Ce qu’il faut surtout souligner dans cette Collection Souffle Nouveau (Koleksyon souf nouvo), c’est que les mêmes auteurs ont été édites et réédités. Autrement dit, est-ce qu’il n’y a pas eu de manuscrit déposé venant des jeunes qui serait à la hauteur de ce renouvellement ? Sans aucune prétention, nous pouvons constater que, depuis un certain nombre d’années, l’acceptation d’un jeune écrivain haïtien se fait d’abord à l’extérieur, avant de jouir des privilèges notoires dans son propre territoire. Ce qui offre une large possibilité d’être exploité par des éditions étrangères. Une simple préface de Trouillot, de Castera, de Franketienne etc. peut faire d’un jeune un génie. Ou du moins, une simple publication avec une édition en France, au Canada et j’en passe, même s’il s’agissait d’une maison quasi-inconnue, peut faire ce même effet. En passant je n’ai rien contre le fait d’être préfacé par quelqu’un qui a déjà fait un travail salutaire dans la littérature haïtienne, ou d’être publié à l’étranger. Mais la course à la reconnaissance des jeunes et le refus de reconnaissance de la part des ainés dérangent beaucoup. Et nous pouvons citer à titre d’exemple des livres à trois et même à quatre notes d’appréciations. Qui sait combien de corruption cette perspective littéraire nous réservera à l’avenir. Puisque nous avons atteint la formule liée à l’imposition des mains, où il faut oindre les poètes de cette nouvelle génération littéraire pour les faire connaître.

Une littérature à l’image du pays

Mise à part cette crise clanique dont souffre la littérature haïtienne, il y a aussi la crise de l’institutionnalisation littéraire. Comment comprendre qu’en 2012, nos auteurs les plus prestigieux cherchent aussi la reconnaissance de l’ailleurs ? Se mettre au défi de gagner des prix littéraires à l’étranger, par exemple Médicis, Renaudot et Goncourt. Qu’est ce qui empêche ces autorités des lettres haïtiennes de créer une maison d’édition avec un prix littéraire de prestige dans leur propre pays ? Faut-il affirmer notre petitesse de peuple dans tous les domaines, faut-il s’engager à jouer dans la cour des grands pour une meilleure image de l’Art haïtien ?

On ne peut considérer les faits littéraires comme des faits qui se réfléchissent en un lieu, dans un espace, ou dans toute forme génératrice de modèles. Parce que le créateur n’obéit pas à une formule applicable par tous, mais de préférence utilise un ensemble de techniques comme base pour arriver à d’autres techniques. Dans le cas contraire, ce serait banaliser le potentiel humain dans son dynamisme, qui lui prodigue aussi une dimension culturelle unique.
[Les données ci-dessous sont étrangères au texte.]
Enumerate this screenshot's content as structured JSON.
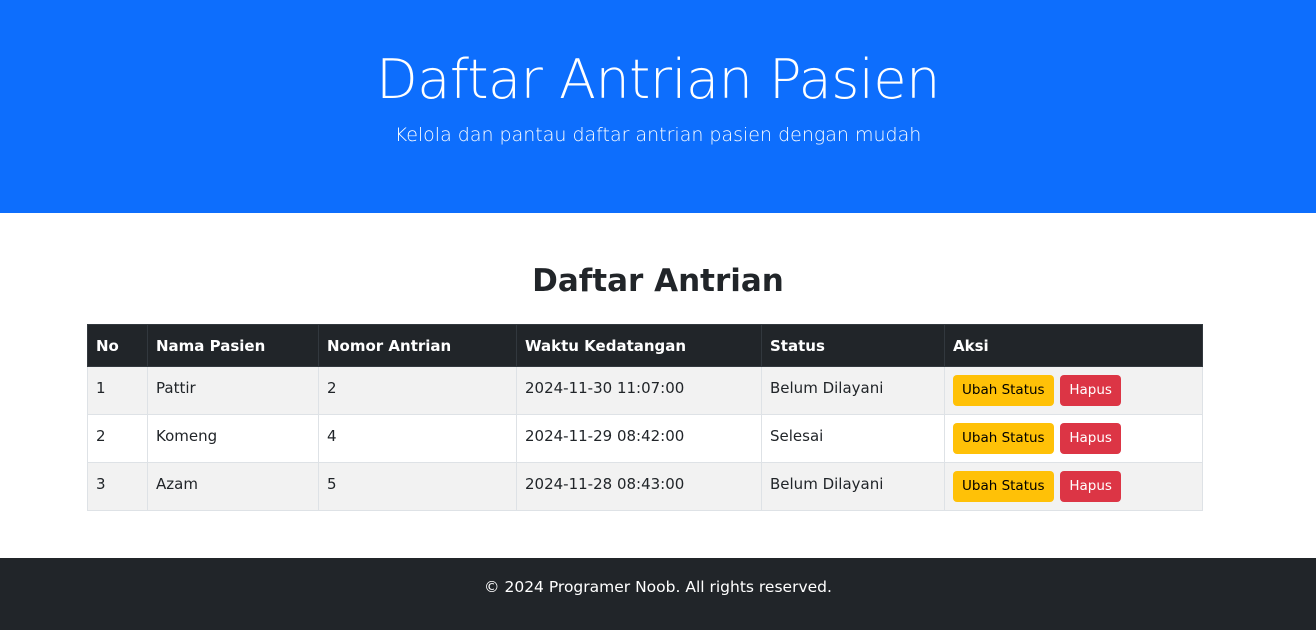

En ce sens, les jeunes n’ont pas besoin d’une écriture justifiable par quiconque. Ils n’ont besoin que d’être justifiés par les faits littéraires qui constituent leur matériel sensible, servant à caractériser les moments littéraires. Il nous faut donc casser ce mythe, avant d’être claquemuré par nos propres mains. En effet, ce fut un scandale qu’au Festival du Livre « Etonnant Voyageur », Georges Castera ait pu affirmer, avec outrecuidance, sans réserve aucune, devant plusieurs vingtaines de personnes : « les jeunes qui publient de nos jours publient sous nos supervisions, en dehors de ce privilège, ils ne publient que de la merde. » (Source Claude Sainnécharles). Il n’était pas le premier et ne sera pas le dernier, tant que nous continuons à pleurnicher pour une bénédiction qui ne peut bénir. Sans comprendre qu’il est temps de rompre avec cette tradition de littérature méritocratique. Et de nous regrouper autour d’une idéologie, semblable à celle de nos ancêtres pour nous libérer de toute forme de main mise.
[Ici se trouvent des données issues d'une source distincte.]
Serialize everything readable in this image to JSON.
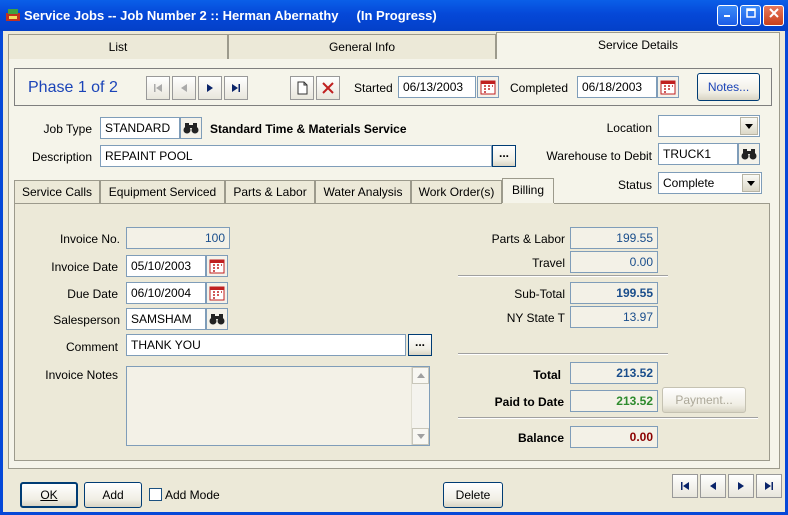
{
  "window": {
    "title": "Service Jobs -- Job Number 2 :: Herman Abernathy     (In Progress)"
  },
  "tabs": [
    {
      "label": "List"
    },
    {
      "label": "General Info"
    },
    {
      "label": "Service Details"
    }
  ],
  "phase": {
    "text": "Phase 1 of 2",
    "started_label": "Started",
    "started": "06/13/2003",
    "completed_label": "Completed",
    "completed": "06/18/2003",
    "notes_label": "Notes..."
  },
  "job": {
    "job_type_label": "Job Type",
    "job_type": "STANDARD",
    "job_type_desc": "Standard Time & Materials Service",
    "description_label": "Description",
    "description": "REPAINT POOL",
    "location_label": "Location",
    "location": "",
    "warehouse_label": "Warehouse to Debit",
    "warehouse": "TRUCK1",
    "status_label": "Status",
    "status": "Complete"
  },
  "subtabs": [
    {
      "label": "Service Calls"
    },
    {
      "label": "Equipment Serviced"
    },
    {
      "label": "Parts & Labor"
    },
    {
      "label": "Water Analysis"
    },
    {
      "label": "Work Order(s)"
    },
    {
      "label": "Billing"
    }
  ],
  "billing": {
    "invoice_no_label": "Invoice No.",
    "invoice_no": "100",
    "invoice_date_label": "Invoice Date",
    "invoice_date": "05/10/2003",
    "due_date_label": "Due Date",
    "due_date": "06/10/2004",
    "salesperson_label": "Salesperson",
    "salesperson": "SAMSHAM",
    "comment_label": "Comment",
    "comment": "THANK YOU",
    "invoice_notes_label": "Invoice Notes",
    "invoice_notes": "",
    "parts_labor_label": "Parts & Labor",
    "parts_labor": "199.55",
    "travel_label": "Travel",
    "travel": "0.00",
    "subtotal_label": "Sub-Total",
    "subtotal": "199.55",
    "tax_label": "NY State T",
    "tax": "13.97",
    "total_label": "Total",
    "total": "213.52",
    "paid_label": "Paid to Date",
    "paid": "213.52",
    "payment_label": "Payment...",
    "balance_label": "Balance",
    "balance": "0.00"
  },
  "footer": {
    "ok_label": "OK",
    "add_label": "Add",
    "add_mode_label": "Add Mode",
    "delete_label": "Delete"
  },
  "colors": {
    "title_blue": "#0548D8",
    "value_blue": "#1A4E8C",
    "paid_green": "#2E8B2E",
    "balance_red": "#8B0000",
    "phase_blue": "#1B44B8"
  }
}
Ainsi, cette réflexion nous permettra de comprendre que nos ainés subissent eux-mêmes ailleurs le même sort qu’ils nous font subir à nous dans le pays. Et que la priorité doit être pour aujourd’hui, celle de trouver comment créer une littérature autonome, en faisant vivre nos lettres par elles-mêmes, sans l’intervention d’une note de référence, et l’attente d’une appréciation d’outre-mer.